No Strings Attached: A Commentary on Teen Hookup Culture

“If she showed him how much she needed him maybe he'd run away. But it's more than that. It's almost not about getting hurt, but about her pride. Of liking someone, thinking about someone, damn it they get in your head and she can't concentrate on anything else. And if he can concentrate and she can’t, then she is just someone to be pitied because, fuck, is she the kind of person who loses herself over guy? Who forgets how it felt the other ten times around and pretends it could be something new? That the feelings are real this time and she hasn’t been there and done that. Damn it why does her stomach still react like he's still kissing her? She knows how unhealthy it is for her to keep thinking, keep staying up although she wants to go to sleep but only so she can think about them together before closing her eyes for the night.”

I remember what relationships looked like to an elementary school version of me. From a young age, I was inundated with ideas of how men and women who wanted to be with each other were supposed to act. I had great ideas of love, of princes sweeping me off of my feet and carrying me over puddles. But sometime between my fantasy-esque ideas of what one should be like with the person they are attracted to and now, something changed. As soon as I became interested in boys, I forgot the very things that used to be so important to me. Maybe because it was just that: a fantasy.

Since the moment I sprouted boobs and my face started looking much less prepubescent and people started paying attention to me, I was intensely commitment-phobic.

Twenty four hours after accepting my very first invitation to a date with a boy who, ironically, is now my best friend, I texted him: “I can’t do this, I’m not feeling it”, which, translated, meant something along the lines of “I thought I liked you but even going on a date is suffocating I can’t do this suddenly all my feelings are gone”. That first “rejection” turned into a pattern. I knew from that point I didn’t want anything to do with relationships or dating or anything structured like that. I made it clear to every person who showed interest that I did not want anything serious, that I wasn’t a relationship person.

I hooked up with boys like one tries on shoes. Some were flashy with an uncanny ability of making me feel like shit. Others felt comfortable and made me feel beautiful. And that was easy. It was low effort. I did and continue to reject the idea that only guys can have casual relationships with others
and that girls just aren’t “wired” that way. Girls are just as sexual and I believe it is liberating, in a way, to hookup with the guys I am attracted to and not overthink it.

But even though it was liberating, it also made me think a lot about the hookup culture we have as teenagers and the damage and limitations of that atmosphere on both boys and girls. I started realizing I was good at the hooking up part, the physical part where you don’t necessarily have to communicate anything substantial, but I was awful at everything else.
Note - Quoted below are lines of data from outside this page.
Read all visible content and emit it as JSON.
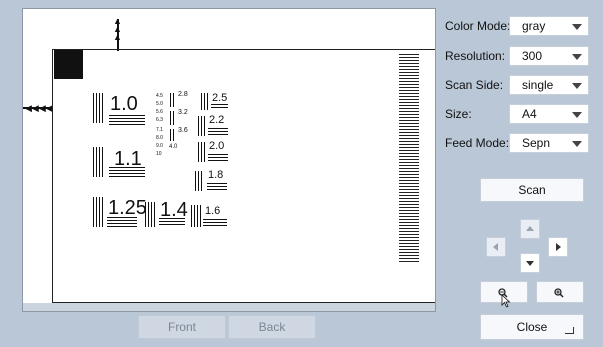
{
  "settings": [
    {
      "label": "Color Mode:",
      "value": "gray"
    },
    {
      "label": "Resolution:",
      "value": "300"
    },
    {
      "label": "Scan Side:",
      "value": "single"
    },
    {
      "label": "Size:",
      "value": "A4"
    },
    {
      "label": "Feed Mode:",
      "value": "Sepn"
    }
  ],
  "buttons": {
    "scan": "Scan",
    "front": "Front",
    "back": "Back",
    "close": "Close"
  },
  "icons": {
    "zoom_out": "zoom-out-icon",
    "zoom_in": "zoom-in-icon",
    "nav_up": "arrow-up-icon",
    "nav_down": "arrow-down-icon",
    "nav_left": "arrow-left-icon",
    "nav_right": "arrow-right-icon",
    "pointer": "mouse-pointer-icon"
  },
  "preview": {
    "chart_labels": [
      "1.0",
      "1.1",
      "1.25",
      "1.4",
      "1.6",
      "1.8",
      "2.0",
      "2.2",
      "2.5",
      "2.8",
      "3.2",
      "3.6",
      "4.0",
      "4.5",
      "5.0",
      "5.6",
      "6.3",
      "7.1",
      "8.0",
      "9.0",
      "10"
    ]
  },
  "colors": {
    "background": "#b9c7d7",
    "button_face": "#f6f8fb",
    "button_disabled": "#cfd8e2"
  }
}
Am I able to catch a dick kind of whenever? Yes. Do I have someone to support me emotionally and make me feel loved which is arguably more important? Not really. I started realizing that the moment in which I did find someone who I wanted to stick around for more than a hookup, I didn’t know what to do. I panicked, an inner crazy-girl monologue whirling around my head. I wanted to be with this person but I also had an instinctual need to protect myself, to ditch whatever thoughts of commitment or emotional attachment I had, to hook up with a billion people in order to delude myself into a false sense of security and abate my fear of commitment. I restrained the part of myself that craved more than a casual relationship and shoved any daydream-like thoughts about the person down because I literally could not and, honestly, still cannot wrap my head around the fact that somebody might want me in a more serious way. And more than that, I felt too insecure in the environment in which most of my friends operated to give someone power over me: the power stemming from the person whom I liked knowing how I really feel.
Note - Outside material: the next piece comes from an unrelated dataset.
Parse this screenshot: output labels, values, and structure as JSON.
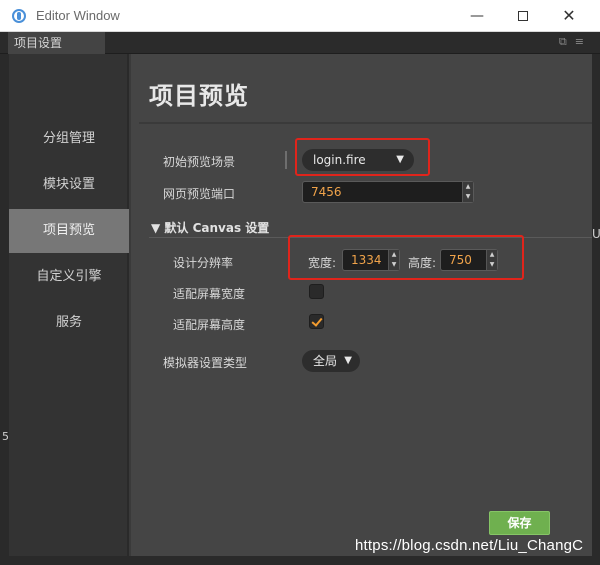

But even though I think I’ve been negatively impacted by the hookup culture, guys also end up becoming limited by it, perhaps even more so than women. It’s already taboo enough for men to exhibit authentic emotion as they are labeled “pussies” or “soft” when they “catch feelings” for a girl, as if it’s a disease. There is absolutely an emasculation that occurs the moment men admit they have any sort of feelings, and the hookup culture only exacerbates the difficulty of displaying authentic emotion when every aspect of the social scene works against such a display.
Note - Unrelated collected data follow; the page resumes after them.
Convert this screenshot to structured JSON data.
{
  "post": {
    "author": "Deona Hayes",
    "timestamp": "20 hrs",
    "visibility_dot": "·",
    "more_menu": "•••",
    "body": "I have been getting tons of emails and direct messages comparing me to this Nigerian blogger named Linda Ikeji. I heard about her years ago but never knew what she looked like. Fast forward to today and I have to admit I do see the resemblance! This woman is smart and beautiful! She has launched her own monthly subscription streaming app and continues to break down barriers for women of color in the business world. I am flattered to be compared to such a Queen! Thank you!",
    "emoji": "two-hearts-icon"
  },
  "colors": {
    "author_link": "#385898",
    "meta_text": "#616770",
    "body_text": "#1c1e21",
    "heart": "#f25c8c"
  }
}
Ultimately, it comes down to power and the fear that comes with giving up that power. The hookup culture only feeds the fear we have of giving up some of the power we want to keep in order to avoid getting hurt. I’m not saying everybody should strive to be in relationships: I’ve never wanted to be in one, either. In fact, I think casual relationships can be very fulfilling to a lot of people. But I also think we need to stop and think about whether it has become harder to let go of the power that comes from being relatively detached emotionally from your partner.

I say do whatever you want when it comes to defining the relationships you involve yourself in. But once you begin to let the fear of vulnerability override your true feelings is when you have to step back and realize a penchant for casual relationships isn’t always a good thing, no matter how easy they are.